“Well, I’ll be durned!” shouted the latter; “he ain’t got no shirt on, an’ there’s an ugly cut in his arm. It beats anything I ever seed!”
One by one the miners leaped the cleft, and crowded about Mississip and stared.
It was certainly Codago, and there was certainly his pack, made up in his poncho, in the usual Greaser manner, and held tightly in his arms.
But while they stared, there was a sudden movement of the pack itself.
Lynn Taps gave a mighty tug at it, extricated it from the dead man’s grasp, and rapidly undid it.
Suddenly, by the glare of a fresh light, the boys saw the face of a rather dirty, large-eyed, brown-skinned Mexican baby; and the baby, probably by way of recognition, raised high a voice such as the boys never heard before on that side of the Rocky Mountains.
“Here’s what that cut in his arm means,” shouted a miner who had struck a light on the trail; “there’s a finger-mark, done in blood on the snow, by the side of the trail, an’ a-pintin’ right to that ledge; an’ here’s his shirt a-flappin’ on a stick stuck in a snow-bank lookin’ t’ward camp.”

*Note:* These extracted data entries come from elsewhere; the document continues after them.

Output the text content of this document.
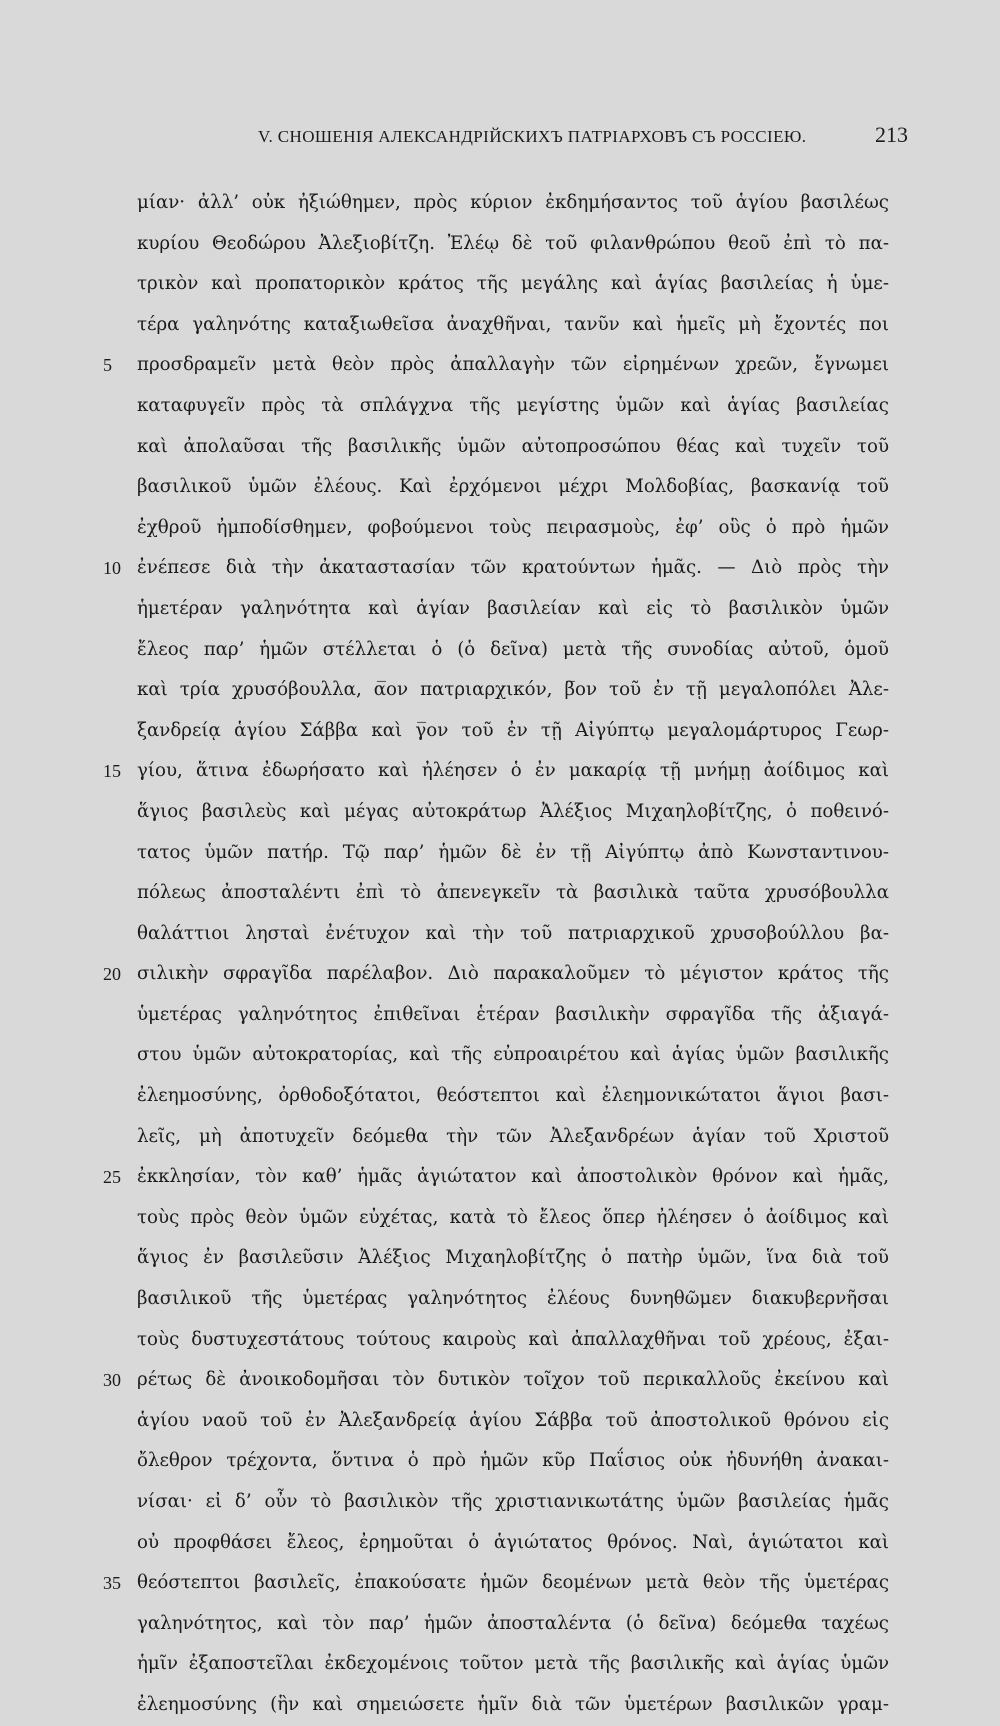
V. СНОШЕНІЯ АЛЕКСАНДРІЙСКИХЪ ПАТРІАРХОВЪ СЪ РОССІЕЮ.	213
μίαν· ἀλλ’ οὐκ ἠξιώθημεν, πρὸς κύριον ἐκδημήσαντος τοῦ ἁγίου βασιλέως
κυρίου Θεοδώρου Ἀλεξιοβίτζη. Ἐλέῳ δὲ τοῦ φιλανθρώπου θεοῦ ἐπὶ τὸ πα-
τρικὸν καὶ προπατορικὸν κράτος τῆς μεγάλης καὶ ἁγίας βασιλείας ἡ ὑμε-
τέρα γαληνότης καταξιωθεῖσα ἀναχθῆναι, τανῦν καὶ ἡμεῖς μὴ ἔχοντές ποι
5	προσδραμεῖν μετὰ θεὸν πρὸς ἀπαλλαγὴν τῶν εἰρημένων χρεῶν, ἔγνωμει
καταφυγεῖν πρὸς τὰ σπλάγχνα τῆς μεγίστης ὑμῶν καὶ ἁγίας βασιλείας
καὶ ἀπολαῦσαι τῆς βασιλικῆς ὑμῶν αὐτοπροσώπου θέας καὶ τυχεῖν τοῦ
βασιλικοῦ ὑμῶν ἐλέους. Καὶ ἐρχόμενοι μέχρι Μολδοβίας, βασκανίᾳ τοῦ
ἐχθροῦ ἠμποδίσθημεν, φοβούμενοι τοὺς πειρασμοὺς, ἐφ’ οὓς ὁ πρὸ ἡμῶν
10 ἐνέπεσε διὰ τὴν ἀκαταστασίαν τῶν κρατούντων ἡμᾶς. — Διὸ πρὸς τὴν
ἡμετέραν γαληνότητα καὶ ἁγίαν βασιλείαν καὶ εἰς τὸ βασιλικὸν ὑμῶν
ἔλεος παρ’ ἡμῶν στέλλεται ὁ (ὁ δεῖνα) μετὰ τῆς συνοδίας αὐτοῦ, ὁμοῦ
καὶ τρία χρυσόβουλλα, α̅ον πατριαρχικόν, β̅ον τοῦ ἐν τῇ μεγαλοπόλει Ἀλε-
ξανδρείᾳ ἁγίου Σάββα καὶ γ̅ον τοῦ ἐν τῇ Αἰγύπτῳ μεγαλομάρτυρος Γεωρ-
15 γίου, ἅτινα ἐδωρήσατο καὶ ἠλέησεν ὁ ἐν μακαρίᾳ τῇ μνήμῃ ἀοίδιμος καὶ
ἅγιος βασιλεὺς καὶ μέγας αὐτοκράτωρ Ἀλέξιος Μιχαηλοβίτζης, ὁ ποθεινό-
τατος ὑμῶν πατήρ. Τῷ παρ’ ἡμῶν δὲ ἐν τῇ Αἰγύπτῳ ἀπὸ Κωνσταντινου-
πόλεως ἀποσταλέντι ἐπὶ τὸ ἀπενεγκεῖν τὰ βασιλικὰ ταῦτα χρυσόβουλλα
θαλάττιοι λησταὶ ἐνέτυχον καὶ τὴν τοῦ πατριαρχικοῦ χρυσοβούλλου βα-
20 σιλικὴν σφραγῖδα παρέλαβον. Διὸ παρακαλοῦμεν τὸ μέγιστον κράτος τῆς
ὑμετέρας γαληνότητος ἐπιθεῖναι ἑτέραν βασιλικὴν σφραγῖδα τῆς ἀξιαγά-
στου ὑμῶν αὐτοκρατορίας, καὶ τῆς εὐπροαιρέτου καὶ ἁγίας ὑμῶν βασιλικῆς
ἐλεημοσύνης, ὀρθοδοξότατοι, θεόστεπτοι καὶ ἐλεημονικώτατοι ἅγιοι βασι-
λεῖς, μὴ ἀποτυχεῖν δεόμεθα τὴν τῶν Ἀλεξανδρέων ἁγίαν τοῦ Χριστοῦ
25 ἐκκλησίαν, τὸν καθ’ ἡμᾶς ἁγιώτατον καὶ ἀποστολικὸν θρόνον καὶ ἡμᾶς,
τοὺς πρὸς θεὸν ὑμῶν εὐχέτας, κατὰ τὸ ἔλεος ὅπερ ἠλέησεν ὁ ἀοίδιμος καὶ
ἅγιος ἐν βασιλεῦσιν Ἀλέξιος Μιχαηλοβίτζης ὁ πατὴρ ὑμῶν, ἵνα διὰ τοῦ
βασιλικοῦ τῆς ὑμετέρας γαληνότητος ἐλέους δυνηθῶμεν διακυβερνῆσαι
τοὺς δυστυχεστάτους τούτους καιροὺς καὶ ἀπαλλαχθῆναι τοῦ χρέους, ἐξαι-
30 ρέτως δὲ ἀνοικοδομῆσαι τὸν δυτικὸν τοῖχον τοῦ περικαλλοῦς ἐκείνου καὶ
ἁγίου ναοῦ τοῦ ἐν Ἀλεξανδρείᾳ ἁγίου Σάββα τοῦ ἀποστολικοῦ θρόνου εἰς
ὄλεθρον τρέχοντα, ὅντινα ὁ πρὸ ἡμῶν κῦρ Παΐσιος οὐκ ἠδυνήθη ἀνακαι-
νίσαι· εἰ δ’ οὖν τὸ βασιλικὸν τῆς χριστιανικωτάτης ὑμῶν βασιλείας ἡμᾶς
οὐ προφθάσει ἔλεος, ἐρημοῦται ὁ ἁγιώτατος θρόνος. Ναὶ, ἁγιώτατοι καὶ
35 θεόστεπτοι βασιλεῖς, ἐπακούσατε ἡμῶν δεομένων μετὰ θεὸν τῆς ὑμετέρας
γαληνότητος, καὶ τὸν παρ’ ἡμῶν ἀποσταλέντα (ὁ δεῖνα) δεόμεθα ταχέως
ἡμῖν ἐξαποστεῖλαι ἐκδεχομένοις τοῦτον μετὰ τῆς βασιλικῆς καὶ ἁγίας ὑμῶν
ἐλεημοσύνης (ἣν καὶ σημειώσετε ἡμῖν διὰ τῶν ὑμετέρων βασιλικῶν γραμ-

“There ain’t no doubt ’bout what the woman said to him, or what made him yell an’ git, boys,” said Chagres Charley, solemnly, as he took a blanket from his shoulders and spread it on the ground.
Mississip took off his hat, and lifting the poor Mexican from the snow, laid him in the blanket. Lynn Taps hid the baby, rewrapped, under his own blanket, and hurried down the mountain, while four men picked up Codago and followed.
Lynn Taps scratched on the raw-hide door; the doctor opened it.